Nosology is a domain of scholarly activity in which I've trodden from time to time. The word doesn't mean the scientific study of noses, as one of my friends derisively remarked years ago after a learned article on the subject was published under my name. Nosology is the systematic classification of diagnostic labels. This is a necessary prerequisite if we are to think constructively, rationally and critically about diseases, injuries, disabilities, causes of death, and especially about causes of mental, emotional and personality disorders. The Diagnostic and Statistical Manual of Mental Disorders is an attempt to create an authoritative classification or nosology of the ill-defined, often murky world of disturbances that can afflict the mind. Its fifth edition, DSM5 for short, has been the latest word on nosology of mental disorders since 2013. Like its predecessors DSM5 has been heavily criticized. The most cogent criticism is that it attempts once again to define the boundary between 'normal' and 'abnormal' human behaviour. It draws a sharp line where the reality is an extremely vague and fuzzy blur. Nowhere is this truer than in its discussion of autism.
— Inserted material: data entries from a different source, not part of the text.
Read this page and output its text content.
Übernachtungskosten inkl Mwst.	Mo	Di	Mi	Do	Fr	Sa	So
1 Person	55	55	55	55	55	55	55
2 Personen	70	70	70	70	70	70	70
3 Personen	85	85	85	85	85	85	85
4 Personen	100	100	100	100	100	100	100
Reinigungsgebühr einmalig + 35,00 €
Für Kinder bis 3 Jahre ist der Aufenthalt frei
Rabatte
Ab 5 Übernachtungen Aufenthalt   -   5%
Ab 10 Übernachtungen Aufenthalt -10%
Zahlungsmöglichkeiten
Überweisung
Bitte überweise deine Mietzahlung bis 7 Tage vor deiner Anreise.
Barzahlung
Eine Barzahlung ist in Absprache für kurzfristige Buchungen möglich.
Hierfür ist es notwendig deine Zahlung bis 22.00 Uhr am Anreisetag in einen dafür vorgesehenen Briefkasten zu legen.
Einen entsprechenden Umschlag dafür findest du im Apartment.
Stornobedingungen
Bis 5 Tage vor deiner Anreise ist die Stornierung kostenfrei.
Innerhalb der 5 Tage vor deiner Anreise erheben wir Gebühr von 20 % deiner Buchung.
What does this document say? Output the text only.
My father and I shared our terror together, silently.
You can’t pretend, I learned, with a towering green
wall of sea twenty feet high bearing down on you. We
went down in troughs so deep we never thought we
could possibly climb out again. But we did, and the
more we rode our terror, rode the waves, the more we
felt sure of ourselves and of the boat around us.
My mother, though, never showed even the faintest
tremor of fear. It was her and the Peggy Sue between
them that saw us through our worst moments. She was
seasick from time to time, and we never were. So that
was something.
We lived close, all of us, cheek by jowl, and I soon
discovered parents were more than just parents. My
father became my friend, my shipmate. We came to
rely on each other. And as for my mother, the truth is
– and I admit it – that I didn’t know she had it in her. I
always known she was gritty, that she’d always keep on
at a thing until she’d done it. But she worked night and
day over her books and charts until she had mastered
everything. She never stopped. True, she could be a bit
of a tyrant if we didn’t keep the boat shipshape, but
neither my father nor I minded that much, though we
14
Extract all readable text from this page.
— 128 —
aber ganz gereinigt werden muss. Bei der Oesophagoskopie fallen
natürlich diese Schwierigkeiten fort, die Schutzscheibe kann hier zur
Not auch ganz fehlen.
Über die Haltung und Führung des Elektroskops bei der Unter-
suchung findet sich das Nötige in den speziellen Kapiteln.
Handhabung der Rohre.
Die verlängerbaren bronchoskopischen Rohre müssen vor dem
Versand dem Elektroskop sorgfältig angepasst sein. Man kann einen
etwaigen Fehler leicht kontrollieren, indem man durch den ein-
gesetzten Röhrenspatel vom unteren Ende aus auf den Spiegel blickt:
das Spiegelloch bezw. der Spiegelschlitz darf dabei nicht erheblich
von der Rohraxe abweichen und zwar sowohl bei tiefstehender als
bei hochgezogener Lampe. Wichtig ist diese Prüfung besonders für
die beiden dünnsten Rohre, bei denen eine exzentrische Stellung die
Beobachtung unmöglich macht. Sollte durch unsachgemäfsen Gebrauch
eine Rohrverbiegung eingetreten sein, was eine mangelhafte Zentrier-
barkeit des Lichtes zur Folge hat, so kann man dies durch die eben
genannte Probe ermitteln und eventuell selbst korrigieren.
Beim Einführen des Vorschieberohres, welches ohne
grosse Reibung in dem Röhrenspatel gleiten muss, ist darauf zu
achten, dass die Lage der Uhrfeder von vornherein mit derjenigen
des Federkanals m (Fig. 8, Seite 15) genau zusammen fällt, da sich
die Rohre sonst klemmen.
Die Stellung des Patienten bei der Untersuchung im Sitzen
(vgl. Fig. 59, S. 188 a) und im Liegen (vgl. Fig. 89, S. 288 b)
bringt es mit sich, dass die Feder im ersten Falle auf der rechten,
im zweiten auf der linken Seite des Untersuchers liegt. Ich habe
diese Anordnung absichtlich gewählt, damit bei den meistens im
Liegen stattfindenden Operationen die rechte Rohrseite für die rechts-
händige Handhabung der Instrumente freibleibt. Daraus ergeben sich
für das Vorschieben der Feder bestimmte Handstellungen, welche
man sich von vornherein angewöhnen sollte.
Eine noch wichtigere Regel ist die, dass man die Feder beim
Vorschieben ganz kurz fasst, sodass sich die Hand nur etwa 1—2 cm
DSM5 provides a lengthy description of symptoms and signs of autism, emphasizing deficits in social communication and interaction, and restricted range of behaviour, interests and activities. By DSM5 criteria, appreciable numbers of epidemiologists and medical statisticians are autistic. When I was compiling the first edition of the Dictionary of Epidemiology, I presided over a fascinating scholarly exchange of views about the definition of several important basic terms all epidemiologists must understand and agree upon. One of these scholars thought about and defined these terms in words and concepts; the other scholar defined the same terms in mathematical formulae. This was an example of two fundamentally different thought processes, both equally valid.* One is the customary way most of us think, i.e in words and concepts; the other is comparable to Temple Grandin's description of the way she thinks: in pictures. Perhaps the experts who compiled DSM5 should have consulted Temple Grandin. She is a renowned veterinary scientist who has exceptional empathy with animals. Her best known achievement is the design of humane slaughter houses in which sheep and cattle proceed placidly along a curved ramp and cannot see the fate that is in store for them. Her designs are now used by over half the slaughter houses in the USA and many in other countries.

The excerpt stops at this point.